Les tensions se multiplient aussi en Syrie et en Irak, où l’armée américaine a mené plusieurs frappes aériennes, mais également en mer Rouge, où les rebelles Houthis du Yémen mènent des attaques pour freiner le trafic maritime en soutien à Gaza.
D’ailleurs, 18 compagnies de transport maritime contournent désormais le continent africain pour éviter la mer Rouge, a indiqué mercredi l’Organisation maritime internationale (OMI), alors qu’une coalition menée par les États-Unis exhorte les Houthis à cesser «immédiatement leurs attaques» sans quoi ils en assumeront les «conséquences».
Le boulanger des affamés
Outre les frappes aériennes et les combats au sol, les Palestiniens de Gaza sont confrontés à de graves pénuries de nourriture, d’eau, de carburant et de médicaments alors que l’aide humanitaire entre au compte-gouttes malgré une résolution du Conseil de sécurité de l’ONU, restée pratiquement sans effet.

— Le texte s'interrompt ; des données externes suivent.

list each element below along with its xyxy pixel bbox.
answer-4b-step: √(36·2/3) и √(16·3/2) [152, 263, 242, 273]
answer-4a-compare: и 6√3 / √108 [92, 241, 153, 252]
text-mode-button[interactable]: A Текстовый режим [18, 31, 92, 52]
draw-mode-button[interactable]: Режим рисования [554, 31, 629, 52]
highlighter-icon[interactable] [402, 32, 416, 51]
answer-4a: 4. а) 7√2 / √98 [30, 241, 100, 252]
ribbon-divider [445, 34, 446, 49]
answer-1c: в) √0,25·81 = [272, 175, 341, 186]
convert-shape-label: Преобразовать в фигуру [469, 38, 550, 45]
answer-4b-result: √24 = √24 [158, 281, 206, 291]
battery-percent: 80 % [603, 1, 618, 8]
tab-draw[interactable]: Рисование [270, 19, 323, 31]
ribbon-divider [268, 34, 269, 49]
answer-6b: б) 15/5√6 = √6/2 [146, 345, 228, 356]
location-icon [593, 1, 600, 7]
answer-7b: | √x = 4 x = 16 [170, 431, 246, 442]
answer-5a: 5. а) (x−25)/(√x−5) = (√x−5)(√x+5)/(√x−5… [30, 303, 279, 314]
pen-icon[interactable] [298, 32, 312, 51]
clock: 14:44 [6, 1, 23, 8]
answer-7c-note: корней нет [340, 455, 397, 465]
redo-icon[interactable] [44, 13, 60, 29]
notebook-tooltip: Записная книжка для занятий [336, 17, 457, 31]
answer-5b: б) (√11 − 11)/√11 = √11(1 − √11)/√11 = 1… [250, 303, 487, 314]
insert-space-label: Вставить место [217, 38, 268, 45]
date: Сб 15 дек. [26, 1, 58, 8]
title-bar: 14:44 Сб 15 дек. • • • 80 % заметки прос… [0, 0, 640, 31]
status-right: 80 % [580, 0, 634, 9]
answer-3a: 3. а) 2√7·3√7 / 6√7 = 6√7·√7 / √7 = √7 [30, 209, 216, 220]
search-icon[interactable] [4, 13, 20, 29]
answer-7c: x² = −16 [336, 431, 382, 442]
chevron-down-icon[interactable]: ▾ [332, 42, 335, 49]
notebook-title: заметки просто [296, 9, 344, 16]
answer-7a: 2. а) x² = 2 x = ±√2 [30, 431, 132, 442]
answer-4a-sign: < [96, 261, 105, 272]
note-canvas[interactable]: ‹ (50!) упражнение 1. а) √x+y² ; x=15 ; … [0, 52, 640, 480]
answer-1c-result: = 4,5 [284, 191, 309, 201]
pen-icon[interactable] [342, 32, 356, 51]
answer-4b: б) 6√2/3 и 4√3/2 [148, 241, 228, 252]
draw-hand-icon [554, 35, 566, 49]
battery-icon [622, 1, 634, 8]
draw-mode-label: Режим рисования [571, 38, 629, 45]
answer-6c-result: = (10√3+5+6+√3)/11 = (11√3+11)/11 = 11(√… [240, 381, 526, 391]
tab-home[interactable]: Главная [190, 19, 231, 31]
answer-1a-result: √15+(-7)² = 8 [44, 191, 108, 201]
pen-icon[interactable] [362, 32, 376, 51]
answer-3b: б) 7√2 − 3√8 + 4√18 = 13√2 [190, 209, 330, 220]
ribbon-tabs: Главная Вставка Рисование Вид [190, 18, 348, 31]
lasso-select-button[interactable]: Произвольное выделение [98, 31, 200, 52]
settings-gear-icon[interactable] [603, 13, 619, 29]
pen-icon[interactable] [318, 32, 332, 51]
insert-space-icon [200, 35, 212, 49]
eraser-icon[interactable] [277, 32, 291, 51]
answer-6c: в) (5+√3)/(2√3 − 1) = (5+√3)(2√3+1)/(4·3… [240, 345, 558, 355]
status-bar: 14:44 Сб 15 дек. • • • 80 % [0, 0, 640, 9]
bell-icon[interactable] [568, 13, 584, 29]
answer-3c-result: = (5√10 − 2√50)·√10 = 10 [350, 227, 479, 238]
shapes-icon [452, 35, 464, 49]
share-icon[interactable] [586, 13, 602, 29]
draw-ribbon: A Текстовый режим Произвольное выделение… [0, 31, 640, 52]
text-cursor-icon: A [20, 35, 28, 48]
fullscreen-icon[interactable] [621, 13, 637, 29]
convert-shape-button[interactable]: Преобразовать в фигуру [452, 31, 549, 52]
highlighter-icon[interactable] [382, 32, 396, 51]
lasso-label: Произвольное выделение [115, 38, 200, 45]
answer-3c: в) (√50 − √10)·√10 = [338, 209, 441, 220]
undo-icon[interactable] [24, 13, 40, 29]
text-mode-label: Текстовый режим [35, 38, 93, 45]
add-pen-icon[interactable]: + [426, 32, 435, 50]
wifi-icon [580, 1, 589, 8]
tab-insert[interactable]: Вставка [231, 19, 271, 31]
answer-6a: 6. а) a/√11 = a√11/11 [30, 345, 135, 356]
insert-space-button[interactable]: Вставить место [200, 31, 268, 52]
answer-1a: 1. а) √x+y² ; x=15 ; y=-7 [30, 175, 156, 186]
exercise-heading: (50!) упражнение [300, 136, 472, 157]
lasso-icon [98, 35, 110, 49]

«Gaza: trois longs mois d’une guerre brutale: déplacements de population massifs, morts et blessés en masse, destructions massives», a dénoncé sur X (ex-Twitter) Philippe Lazzarini, patron de l’agence d’aide aux réfugiés palestiniens de l’ONU (Unrwa).
Hazem al-Najjer Abou Ahmed, un boulanger, a créé des biscuits pour «soulager» les enfants de son village d’al-Musaddar (centre), explique-t-il à l’AFP. «La plupart des boulangeries ont été bombardées (...), les prix de toutes les denrées restent élevés et il manque de tout. Nous avons donc eu cette idée avec nos voisins pour soulager notre population et nos enfants».